Los Tapizados en Tela

El proceso de mullido en asientos con rellenos suaves

Aunque el clásico ahuecado y recolocación cotidiano de los cojines será suficiente para su mantenimiento en el día a día, periódicamente y en función del uso de cada producto será necesaria una acción más profunda de mantenimiento para devolverles su imagen y confort originales. Estos son los pasos:

  1. Separe el cojín de la estructura, soltando antes la cremallera que los une en caso de que cuente con ella. Coloque el cojín verticalmente sobre el sofá y golpéelo con fuerza por todas sus caras para desapelmazar el relleno y redistribuirlo.
  2. Una vez que el relleno haya recuperado su volumen, recoloque la funda de tapizado haciendo que las esquinas y costuras vuelvan a sus emplazamientos originales.
  3. Devuelva el cojín a su ubicación, uniéndolo a la estructura con su cremallera en caso de que cuente con ella.
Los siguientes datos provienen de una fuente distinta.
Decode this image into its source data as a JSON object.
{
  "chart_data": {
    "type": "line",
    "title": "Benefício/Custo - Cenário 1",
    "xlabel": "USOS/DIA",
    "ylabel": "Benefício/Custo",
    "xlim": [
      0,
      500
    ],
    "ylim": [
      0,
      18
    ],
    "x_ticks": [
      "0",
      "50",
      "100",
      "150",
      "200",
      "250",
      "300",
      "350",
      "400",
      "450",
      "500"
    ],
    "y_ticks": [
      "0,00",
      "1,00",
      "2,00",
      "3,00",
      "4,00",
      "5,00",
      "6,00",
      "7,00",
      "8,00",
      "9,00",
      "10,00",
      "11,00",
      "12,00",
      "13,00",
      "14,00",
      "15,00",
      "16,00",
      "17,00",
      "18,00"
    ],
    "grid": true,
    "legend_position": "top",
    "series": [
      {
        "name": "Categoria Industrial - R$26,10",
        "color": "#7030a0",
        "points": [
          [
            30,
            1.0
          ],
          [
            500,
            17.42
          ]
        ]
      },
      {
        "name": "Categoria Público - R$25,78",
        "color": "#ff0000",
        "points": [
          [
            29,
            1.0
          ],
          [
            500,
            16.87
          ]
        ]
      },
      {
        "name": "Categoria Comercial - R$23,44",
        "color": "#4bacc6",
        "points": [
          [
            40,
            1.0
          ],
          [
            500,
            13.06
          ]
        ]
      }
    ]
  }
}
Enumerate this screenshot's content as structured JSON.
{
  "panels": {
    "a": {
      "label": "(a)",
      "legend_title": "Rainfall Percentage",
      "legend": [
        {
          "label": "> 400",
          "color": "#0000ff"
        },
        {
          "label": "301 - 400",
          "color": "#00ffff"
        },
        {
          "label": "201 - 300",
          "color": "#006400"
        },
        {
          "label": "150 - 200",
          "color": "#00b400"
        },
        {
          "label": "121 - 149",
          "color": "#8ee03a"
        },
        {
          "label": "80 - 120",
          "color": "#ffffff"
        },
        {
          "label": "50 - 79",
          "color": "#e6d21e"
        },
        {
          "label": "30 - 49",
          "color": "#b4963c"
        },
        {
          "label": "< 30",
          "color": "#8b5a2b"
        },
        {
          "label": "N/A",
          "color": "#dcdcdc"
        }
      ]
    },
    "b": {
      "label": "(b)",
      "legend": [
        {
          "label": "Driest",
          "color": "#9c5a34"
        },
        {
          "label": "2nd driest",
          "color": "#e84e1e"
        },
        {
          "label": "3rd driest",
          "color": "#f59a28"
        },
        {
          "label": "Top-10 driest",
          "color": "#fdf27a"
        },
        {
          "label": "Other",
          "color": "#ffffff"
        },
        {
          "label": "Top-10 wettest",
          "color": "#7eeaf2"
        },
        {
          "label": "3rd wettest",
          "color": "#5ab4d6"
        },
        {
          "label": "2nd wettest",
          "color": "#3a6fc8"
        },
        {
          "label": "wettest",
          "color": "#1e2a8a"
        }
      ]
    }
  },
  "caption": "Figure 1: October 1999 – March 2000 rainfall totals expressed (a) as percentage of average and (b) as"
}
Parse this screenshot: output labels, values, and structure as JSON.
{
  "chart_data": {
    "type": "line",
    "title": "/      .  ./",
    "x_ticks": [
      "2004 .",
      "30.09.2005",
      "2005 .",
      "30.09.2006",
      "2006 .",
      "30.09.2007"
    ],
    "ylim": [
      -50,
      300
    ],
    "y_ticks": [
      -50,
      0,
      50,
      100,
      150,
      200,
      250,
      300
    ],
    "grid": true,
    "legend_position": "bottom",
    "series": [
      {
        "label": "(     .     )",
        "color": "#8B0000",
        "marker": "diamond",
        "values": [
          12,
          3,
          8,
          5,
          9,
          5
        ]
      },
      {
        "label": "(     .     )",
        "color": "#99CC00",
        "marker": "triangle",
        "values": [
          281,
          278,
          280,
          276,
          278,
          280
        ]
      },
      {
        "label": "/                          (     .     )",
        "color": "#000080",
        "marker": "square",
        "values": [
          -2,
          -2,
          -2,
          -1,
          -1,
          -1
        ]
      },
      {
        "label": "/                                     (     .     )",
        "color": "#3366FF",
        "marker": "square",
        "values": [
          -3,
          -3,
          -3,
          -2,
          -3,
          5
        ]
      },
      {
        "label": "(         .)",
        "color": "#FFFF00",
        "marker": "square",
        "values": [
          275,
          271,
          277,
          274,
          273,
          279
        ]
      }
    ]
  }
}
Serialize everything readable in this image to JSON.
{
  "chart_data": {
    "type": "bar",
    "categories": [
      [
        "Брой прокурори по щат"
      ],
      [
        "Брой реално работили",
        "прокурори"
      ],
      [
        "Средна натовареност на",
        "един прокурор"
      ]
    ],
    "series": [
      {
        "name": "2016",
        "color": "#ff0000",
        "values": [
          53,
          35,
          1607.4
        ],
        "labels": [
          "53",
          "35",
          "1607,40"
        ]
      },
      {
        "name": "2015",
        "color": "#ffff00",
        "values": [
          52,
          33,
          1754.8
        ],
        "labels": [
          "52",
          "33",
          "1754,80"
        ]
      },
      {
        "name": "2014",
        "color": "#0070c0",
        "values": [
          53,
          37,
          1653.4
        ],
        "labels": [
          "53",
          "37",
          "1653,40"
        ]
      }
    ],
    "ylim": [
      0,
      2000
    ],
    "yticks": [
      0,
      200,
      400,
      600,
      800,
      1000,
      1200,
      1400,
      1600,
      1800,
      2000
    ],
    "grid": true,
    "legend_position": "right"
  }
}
En caso de larga ausencia de este mantenimiento, o en las piezas de mayor tamaño, realizar esta labor desde el exterior del cojín puede resultar difícil si no se emplea la técnica o fuerzas adecuadas. Para facilitar la labor, la mayoría de los cojines de estos sofás son desenfundables, lo que permite acceder al interior del cojín para ahuecar el relleno o recolocarlo dentro de la funda de tapizado con mayor facilidad. Incluso, dado que las fundas de los propios rellenos también cuentan con cremalleras, podría accederse directamente al material del relleno.

Para preservar la tela y disfrutarla por largo tiempo, es necesario un cuidado regular de la misma. Además de la lógica diligencia para no dañarla, hay tres factores fundamentales a la hora de conservar el tejido en perfecto estado y por mucho tiempo.

  1. Como en todo material, las fuentes de luz directa degradan la apariencia y alteran el color de la tela. En general, los colores oscuros o intensos son más propensos a cambiar su tono original bajo la influencia de la luz, por lo que se debe evitar la exposición en la medida de lo posible.
  2. Como también ocurre en cualquier otro material, la proximidad a una fuerte fuente de calor deteriora el tejido y modifica su color. Por ello, es importante evitar esa proximidad.
  3. Con el uso normal y la suciedad ambiental, el aspecto del tejido se desluce. Es necesario aplicar un mantenimiento regular preventivo, aunque no se aprecien manchas.

Mantenimiento regular

Con el uso cotidiano se acumula polvo y microsuciedad por roce sobre el tejido, además de crearse claroscuros por el aplastamiento del pelo de la tela en aquellos tejidos que tienen dicho pelo. Semanalmente, o incluso con mayor frecuencia según cada caso, es necesario pasar un aspirador para limpiar la superficie y levantar el pelo. Siempre a muy baja potencia de succión y con un cepillo muy suave en la boquilla, para evitar dañar la tela o las costuras.